When a feature requires both casacore and casa change

 

1. Create a Casacore fork in GitHub

2. Create a Casa branch in BitBucket

3. Clone the repository and checkout your branch

git clone --recursive https://open-bitbucket.nrao.edu/scm/casa/casa.git

cd casa

git checkout feature/CAS-1234

4. Create a casacore branch

cd casacore

git checkout master

git pull

git branch mycasacorefeature

git checkout mycasacorefeature

5. Make your changes in casacore

6. Make your changes in the rest of the branch

7. Test locally

8. Push the Casacore changes to your fork in GitHub

cd casa/casacore

git remote add mycasacore https://github.com/vsuorant/casacore

git push mycasacore mycasacorefeature

9. Create a pull request in GitHub

10. Wait for the pull request to be applied (you must wait since the master submodule doesn't know about your fork, so you can't point the submodule there)

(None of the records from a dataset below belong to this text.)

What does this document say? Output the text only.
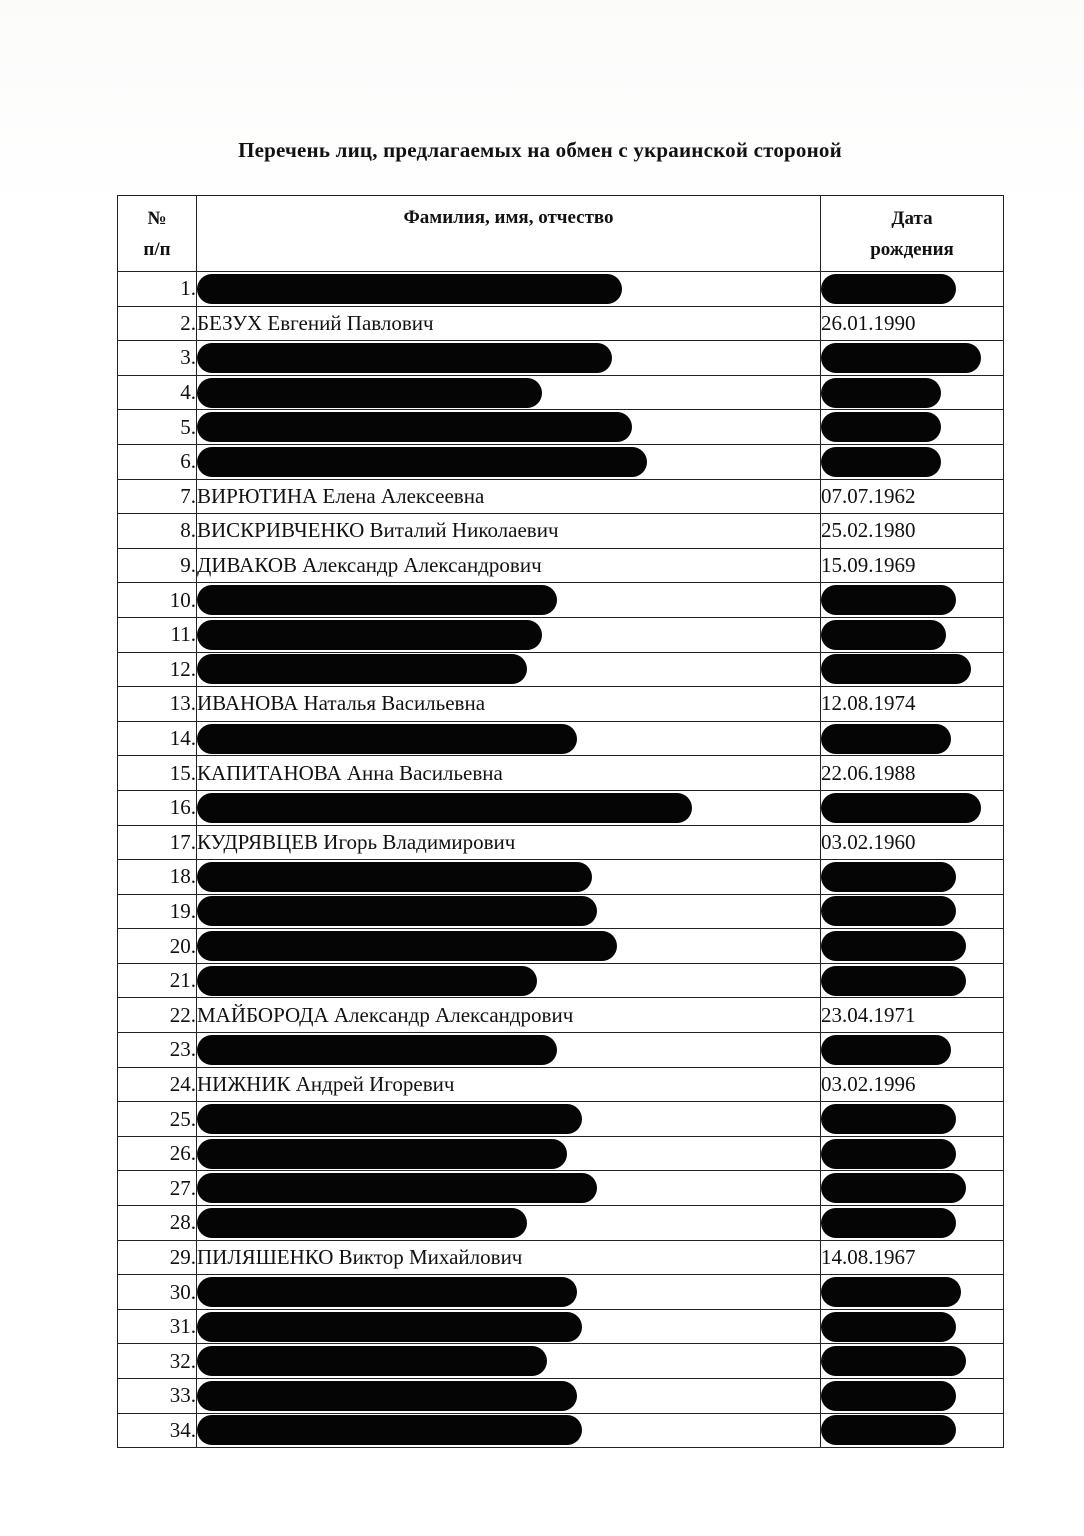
Перечень лиц, предлагаемых на обмен с украинской стороной
№ п/п	Фамилия, имя, отчество	Дата рождения
1.		
2.	БЕЗУХ Евгений Павлович	26.01.1990
3.		
4.		
5.		
6.		
7.	ВИРЮТИНА Елена Алексеевна	07.07.1962
8.	ВИСКРИВЧЕНКО Виталий Николаевич	25.02.1980
9.	ДИВАКОВ Александр Александрович	15.09.1969
10.		
11.		
12.		
13.	ИВАНОВА Наталья Васильевна	12.08.1974
14.		
15.	КАПИТАНОВА Анна Васильевна	22.06.1988
16.		
17.	КУДРЯВЦЕВ Игорь Владимирович	03.02.1960
18.		
19.		
20.		
21.		
22.	МАЙБОРОДА Александр Александрович	23.04.1971
23.		
24.	НИЖНИК Андрей Игоревич	03.02.1996
25.		
26.		
27.		
28.		
29.	ПИЛЯШЕНКО Виктор Михайлович	14.08.1967
30.		
31.		
32.		
33.		
34.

11. Update the submodule reference in your branch

cd casa

git checkout feature/CAS-1234

cd casacore

git checkout master

git pull

cd ..

git add casacore

git commit --amend (this will amend your latest commit. If you would rather have a separate commit, leave the --amend out)

12. Push your changes to BitBucket

git push origin feature/CAS-1234

Creating a patch for both release and master branches

Option 1: Branch both master and release

1. Create a branch from release/ with your Jira ticket number.

2. Make your changes and push the branch to Bitbucket for testing.

3. Create another Jira ticket to backport the changes to master, branch from master using the new Jira ticket number, copy your changes there and push to bitbucket for testing.

4. Create pull requests from both branches.

Option 2: Create single branch that is mergeable to both master and release

When creating a patch that can be applied in both the master and prerelease (or any other branch), it is useful to find the last common ancestor of the branches. Using the common ancestor will prevent unwanted changes from getting applied from one branch to another. Use the following steps to create a branch that can be applied in both branches.

1. Find he last common ancestor and create a branch based on it.

git checkout -b bugfix/myjiraticket `git merge-base origin/release/5.0.0 origin/master` 

2. Commit your changes to your bugfix branch and push your branch to Bitbucket.

3. Wait for all of the build/test tasks to complete.

4. Create a pull request to both release/5.0.0 and master.